Growing cyber attacks highlight need for a smart approach to an evolving risk: Occam
As cyber attacks evolve and increase, smaller companies are finding themselves just as much at risk as large corporations.
This is increasing demand for cyber insurance and making it vital for insurers to ensure they have deep enough expertise to keep pace with and project this rapidly changing risk.
This is according to Dan Carr, chief innovation officer and cyber lead for London-based Occam Underwriting.
“Every year individuals, businesses and society are becoming more reliant on technology, even more so during the COVID-19 pandemic,” Carr said.
“Cyber is becoming a bigger and bigger exposure, with threats no longer solely relating to the disclosure of sensitive data, but increasingly to the disruption to business operations due to a lack of availability of technology systems.
“In last couple of years, the loss experience has flipped: while there are still large data breach events and exposures, the more frequent and costly issues relate to ransomware.
“This threat has grown significantly, and is impacting all segments of the economy. It’s not specifically focused on or concentrated to larger businesses it is heavily impacting smaller businesses too.”
The change has accelerated demand for cover from small and medium-sized enterprises that previously might have been overlooked by attackers as they focused on the bigger corporations.
“This is because in the last few years ransomware has changed: attacks are no longer carefully crafted and targeted exercises against specific companies,” Carr explained.
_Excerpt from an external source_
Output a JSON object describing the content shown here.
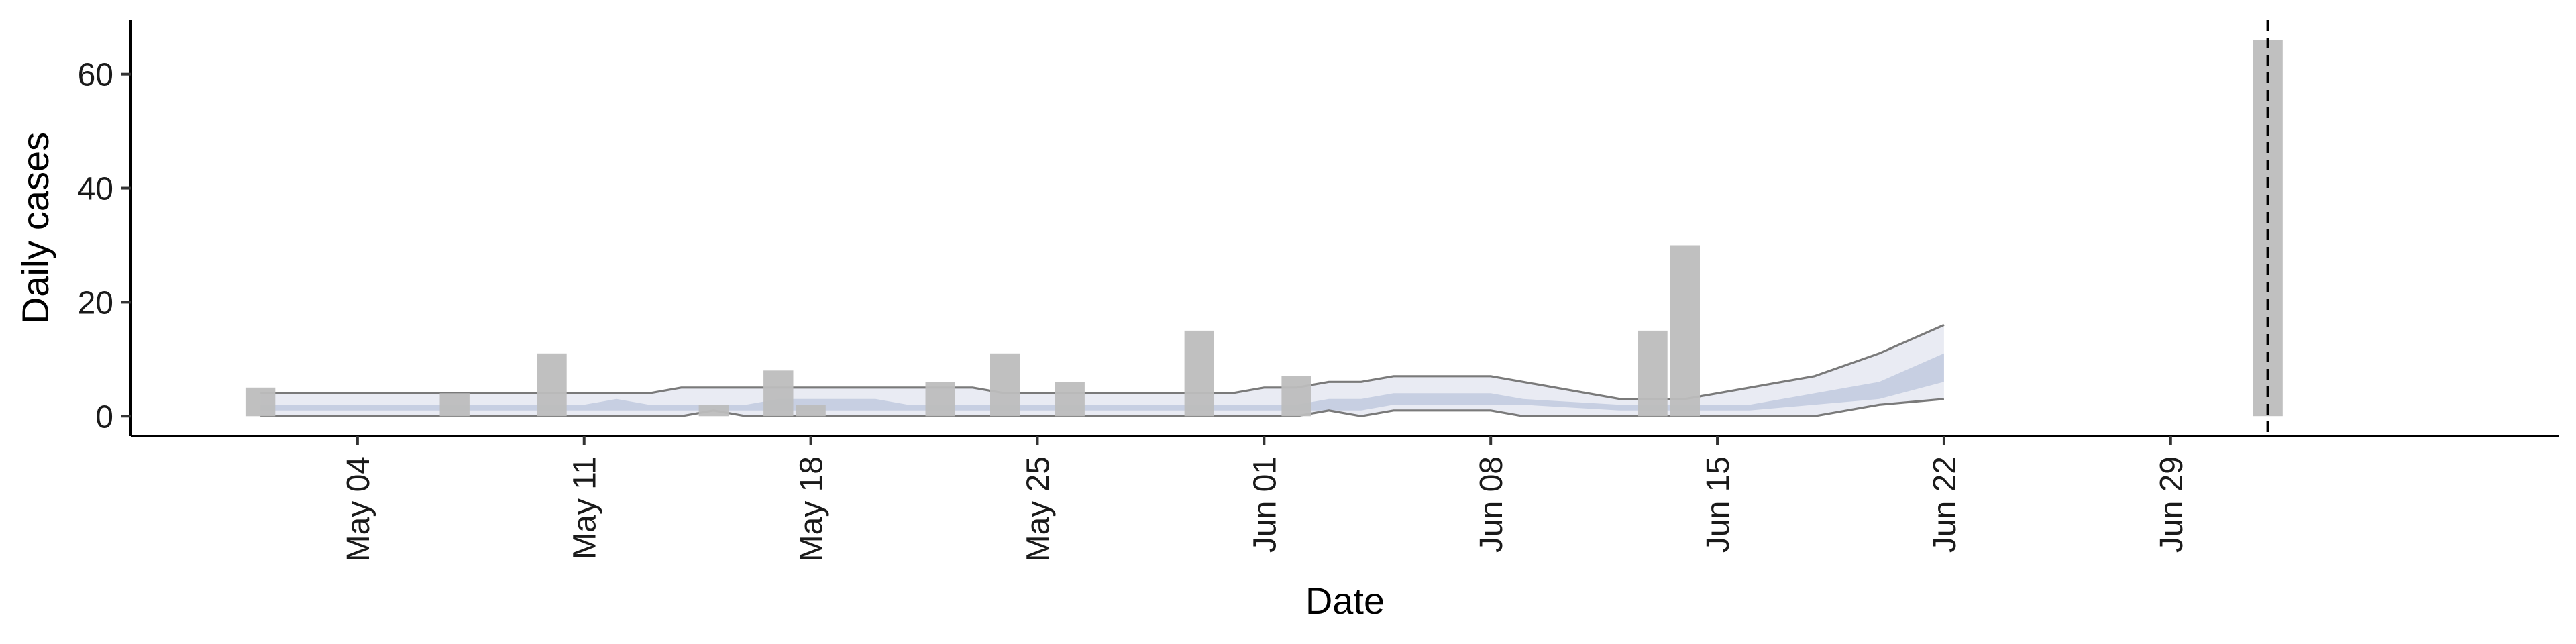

“Attackers are increasingly basing their attacks on exploiting broad and generic vulnerabilities present in systems that are widely used, for example Windows.
“This provides the potential to infect a much larger number of victims from their initial investment, but is far less selective.
“More recently, such attacks are impacting large companies and small ones alike to equal degrees of pain. The frequency of attacks continues to rise and this is set to continue, with mitigation becoming more of a challenge.”
Focus
Established in 2003 and relaunched as Occam in 2018, the company is focused on three lines of insurance: cyber, energy and space. Of these, cyber is the largest line.
Occam continues to grow and is currently looking to add further lines of business requiring deep technical expertise. In the realm of cyber risk, Carr believes the company is set apart by the level of its team’s understanding of the risk and technology.
“In terms of how we underwrite, we are slightly different from our peers largely because our background is engineering led,” he said.
“As an expertise-led business, we focus heavily on risk selection and a client’s cybersecurity posture, because we have the experience and expertise to understand an insured’s business and the relative maturity of its security programme for its size and industry.”
He added that for cyber, it is important to understand not only the type of controls companies have in place, but also how the cyber risk environment might evolve.
“For example, it was quite evident to us how ransomware was going to develop so in our underwriting decisions we took that into account well before the rise in activity currently impacting the market,” Carr said.
He emphasises that this type of responsive, forward-looking approach is essential for addressing cyber risk to mitigate loss and to best advise and assist clients before they encounter an incident.
“You might have a great understanding of attackers and what they doing at a point in time, but tomorrow they could turn 180 degrees and go for a different industry or use a very different approach to achieve the same aims,” he said.
“You have to remain proactive, and that lends you to an expertise-led approach.
“It is vital that you have access to individuals who understand the risk environment and have detailed knowledge of the industry to better inform underwriting strategy, decisions and client advice.”